La hermana de Germán Giuliani planteó en LN+ que su hermano sigue detenido en Venezuela mientras Nahuel Gallo fue liberado después de 448 días, según publicó La Nación el 4/3/2026. Vanesa Giuliani pidió asistencia consular y atribuyó la detención a la aplicación de lo que describió como una “ley del odio” por parte del régimen venezolano.
¿Por qué, según la familia, Giuliani no fue liberado junto a Gallo?
La explicación ofrecida por Vanesa Giuliani en la entrevista, reproducida por La Nación, es que el régimen venezolano ubicó a su hermano en una categoría distinta por causas abiertas en ese país. “El día que detuvieron a mi hermano detuvieron a 80 personas más”, afirmó Vanesa, según la crónica del 4/3/2026. También relató que a él le pidieron documento y le revisaron el celular desde los primeros días, circunstancias que, según la familia, podrían haber derivado en su aprehensión. Estas son las versiones de la familia; no se adjuntaron actas judiciales ni resoluciones oficiales en la nota que las confirmen. Por eso es necesario distinguir entre el relato familiar y la prueba documental.
Las declaraciones públicas y los hechos verificables
Según La Nación (4/3/2026), Nahuel Gallo estuvo detenido 448 días; esa cifra sirve de referencia temporal: 448 días equivalen a 83 días más que un año calendario (365 días). La cifra es relevante para dimensionar el tiempo que demandó la liberación de un ciudadano argentino en Venezuela y comparar plazos de gestión diplomática en casos similares.
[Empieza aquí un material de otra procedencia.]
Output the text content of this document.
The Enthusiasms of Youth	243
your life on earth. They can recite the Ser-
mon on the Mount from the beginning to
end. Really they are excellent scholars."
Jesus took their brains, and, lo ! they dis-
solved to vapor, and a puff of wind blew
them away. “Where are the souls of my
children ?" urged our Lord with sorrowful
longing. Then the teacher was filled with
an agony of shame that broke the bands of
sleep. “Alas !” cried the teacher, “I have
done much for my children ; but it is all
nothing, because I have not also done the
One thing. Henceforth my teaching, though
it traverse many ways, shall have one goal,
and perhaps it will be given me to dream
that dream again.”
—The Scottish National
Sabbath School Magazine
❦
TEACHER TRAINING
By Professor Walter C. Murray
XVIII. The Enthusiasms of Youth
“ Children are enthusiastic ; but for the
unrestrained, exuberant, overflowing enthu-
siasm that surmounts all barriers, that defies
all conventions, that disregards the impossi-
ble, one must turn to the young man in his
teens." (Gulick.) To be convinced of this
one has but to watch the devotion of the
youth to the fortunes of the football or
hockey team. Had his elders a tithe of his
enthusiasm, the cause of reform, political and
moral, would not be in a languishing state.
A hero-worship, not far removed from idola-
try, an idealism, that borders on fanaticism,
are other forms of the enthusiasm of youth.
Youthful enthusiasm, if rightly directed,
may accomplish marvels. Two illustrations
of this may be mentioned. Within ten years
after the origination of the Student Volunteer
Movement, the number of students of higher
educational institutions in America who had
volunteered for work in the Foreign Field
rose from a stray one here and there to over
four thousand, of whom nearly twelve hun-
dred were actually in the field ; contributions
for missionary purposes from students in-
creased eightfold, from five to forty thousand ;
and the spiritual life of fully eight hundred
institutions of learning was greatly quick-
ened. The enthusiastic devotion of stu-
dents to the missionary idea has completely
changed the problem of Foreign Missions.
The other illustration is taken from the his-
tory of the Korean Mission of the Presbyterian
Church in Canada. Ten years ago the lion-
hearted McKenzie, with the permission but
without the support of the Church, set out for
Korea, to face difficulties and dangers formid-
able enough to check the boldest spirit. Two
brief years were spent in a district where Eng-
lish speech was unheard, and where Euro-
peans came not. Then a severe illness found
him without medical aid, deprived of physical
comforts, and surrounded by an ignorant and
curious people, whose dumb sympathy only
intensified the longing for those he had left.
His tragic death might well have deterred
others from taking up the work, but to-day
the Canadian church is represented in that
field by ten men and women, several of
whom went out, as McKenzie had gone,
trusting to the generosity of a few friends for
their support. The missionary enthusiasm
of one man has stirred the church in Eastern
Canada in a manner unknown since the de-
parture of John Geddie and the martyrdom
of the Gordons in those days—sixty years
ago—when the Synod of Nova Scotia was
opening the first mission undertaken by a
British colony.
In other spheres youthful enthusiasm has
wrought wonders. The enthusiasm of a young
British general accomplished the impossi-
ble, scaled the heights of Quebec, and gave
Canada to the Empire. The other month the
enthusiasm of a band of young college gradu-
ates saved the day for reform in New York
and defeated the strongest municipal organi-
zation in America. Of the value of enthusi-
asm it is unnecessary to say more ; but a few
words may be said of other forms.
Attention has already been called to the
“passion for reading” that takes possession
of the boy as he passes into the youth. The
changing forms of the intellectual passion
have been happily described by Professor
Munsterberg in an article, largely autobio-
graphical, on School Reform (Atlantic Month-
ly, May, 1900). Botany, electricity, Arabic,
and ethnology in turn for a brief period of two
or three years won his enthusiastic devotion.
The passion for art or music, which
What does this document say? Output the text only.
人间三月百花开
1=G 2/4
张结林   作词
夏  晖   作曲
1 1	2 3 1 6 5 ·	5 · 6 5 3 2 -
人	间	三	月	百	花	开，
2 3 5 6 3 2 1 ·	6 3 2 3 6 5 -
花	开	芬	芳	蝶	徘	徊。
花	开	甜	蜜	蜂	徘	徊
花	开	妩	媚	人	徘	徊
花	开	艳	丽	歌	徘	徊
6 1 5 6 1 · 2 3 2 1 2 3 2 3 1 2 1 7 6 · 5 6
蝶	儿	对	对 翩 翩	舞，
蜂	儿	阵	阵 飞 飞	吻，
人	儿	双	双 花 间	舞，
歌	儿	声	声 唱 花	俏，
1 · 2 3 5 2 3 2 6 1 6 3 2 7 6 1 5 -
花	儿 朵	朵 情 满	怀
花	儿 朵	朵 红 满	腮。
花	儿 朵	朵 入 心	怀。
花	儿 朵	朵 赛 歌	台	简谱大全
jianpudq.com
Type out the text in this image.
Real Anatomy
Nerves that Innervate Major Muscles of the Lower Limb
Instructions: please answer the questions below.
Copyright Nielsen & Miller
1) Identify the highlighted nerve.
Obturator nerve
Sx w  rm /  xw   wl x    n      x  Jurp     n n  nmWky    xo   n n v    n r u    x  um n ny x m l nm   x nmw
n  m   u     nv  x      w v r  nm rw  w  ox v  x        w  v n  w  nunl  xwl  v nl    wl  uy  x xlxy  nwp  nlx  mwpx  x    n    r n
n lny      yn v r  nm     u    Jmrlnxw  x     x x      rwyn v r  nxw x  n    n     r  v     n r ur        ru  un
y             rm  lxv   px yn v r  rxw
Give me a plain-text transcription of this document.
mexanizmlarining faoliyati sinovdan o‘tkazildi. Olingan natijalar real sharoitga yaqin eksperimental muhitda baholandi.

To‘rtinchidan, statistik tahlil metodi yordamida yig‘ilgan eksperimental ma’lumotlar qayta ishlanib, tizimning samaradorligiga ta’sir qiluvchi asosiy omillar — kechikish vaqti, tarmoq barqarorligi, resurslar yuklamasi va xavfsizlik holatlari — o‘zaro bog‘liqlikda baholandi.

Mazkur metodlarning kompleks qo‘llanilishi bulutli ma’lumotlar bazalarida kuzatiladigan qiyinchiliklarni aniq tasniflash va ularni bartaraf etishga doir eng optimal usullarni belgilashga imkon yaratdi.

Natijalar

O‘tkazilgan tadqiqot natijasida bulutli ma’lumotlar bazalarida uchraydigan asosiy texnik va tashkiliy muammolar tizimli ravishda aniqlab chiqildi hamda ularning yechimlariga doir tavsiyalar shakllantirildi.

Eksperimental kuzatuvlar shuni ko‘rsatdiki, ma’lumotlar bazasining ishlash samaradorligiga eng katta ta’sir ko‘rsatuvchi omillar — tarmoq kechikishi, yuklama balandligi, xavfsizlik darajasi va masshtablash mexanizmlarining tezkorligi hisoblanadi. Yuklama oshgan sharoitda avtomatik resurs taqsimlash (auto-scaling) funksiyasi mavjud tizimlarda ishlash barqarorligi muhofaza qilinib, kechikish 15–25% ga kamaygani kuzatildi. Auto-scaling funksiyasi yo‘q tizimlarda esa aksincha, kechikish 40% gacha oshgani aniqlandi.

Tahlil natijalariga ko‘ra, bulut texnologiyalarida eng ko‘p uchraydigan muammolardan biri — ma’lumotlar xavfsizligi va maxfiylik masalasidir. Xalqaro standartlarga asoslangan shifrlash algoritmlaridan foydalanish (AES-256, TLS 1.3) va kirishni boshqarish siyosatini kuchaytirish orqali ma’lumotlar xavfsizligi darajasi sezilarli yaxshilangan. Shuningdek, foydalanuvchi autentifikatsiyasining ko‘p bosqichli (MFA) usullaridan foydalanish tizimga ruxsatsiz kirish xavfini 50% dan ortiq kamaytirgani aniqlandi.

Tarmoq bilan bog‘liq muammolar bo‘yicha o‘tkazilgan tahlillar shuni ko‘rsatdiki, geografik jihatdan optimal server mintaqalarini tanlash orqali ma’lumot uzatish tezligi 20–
Vanesa también dijo que “el régimen avanzó con todo, sobre todas las instituciones y violando sistemáticamente todos los derechos”; esa atribución figura en la nota. Es importante remarcar que las afirmaciones sobre detenciones masivas y causas internas requieren cotejo con actas judiciales venezolanas, informes consulares y, si existen, peritajes técnicos sobre comunicaciones o pruebas incautadas.
¿Qué está haciendo el Estado argentino según la familia?
La familia sostuvo que la asistencia oficial pasa por Cancillería: “El Estado argentino tiene que resolver esto a través de Cancillería, y es la asistencia que estamos teniendo”, dijo Vanesa, según La Nación. Además, la hermana mencionó que la activista venezolana Elisa Trotta facilitó un encuentro con el embajador norteamericano Peter Lamelas para contar su versión. En la discusión pública también apareció el nombre de Patricia Bullrich: Vanesa afirmó que “es la persona que más sabe sobre lo que ocurre en Venezuela”. Esos contactos son datos de gestión, pero la nota no incorpora documentos que acrediten gestiones formales, comunicados de Cancillería ni actas de la reunión mencionada. Sin esa documentación, la verificación queda incompleta.
Qué falta verificar y por qué mantenemos cautela
Mantenemos cautela: exigimos la publicación y verificación documental —actas, resoluciones judiciales venezolanas, registros consulares y, en lo posible, peritajes— antes de concluir sobre responsabilidades o sobre la naturaleza política de la detención. Esta posición es coherente con nuestras recientes notas en las que reclamamos documentación para cotejar versiones. Sin papeles que respalden lo que se afirma no podemos confirmar si se trata de un caso de detención por razones políticas, un proceso judicial con cargos formales o una combinación de ambos. La familia pide justicia; el periodismo debe pedir pruebas. Mientras tanto, corresponde informar las versiones con atribución clara y seguir la evolución de las gestiones diplomáticas que, según la nota del 4/3/2026, “siguen trabajando”.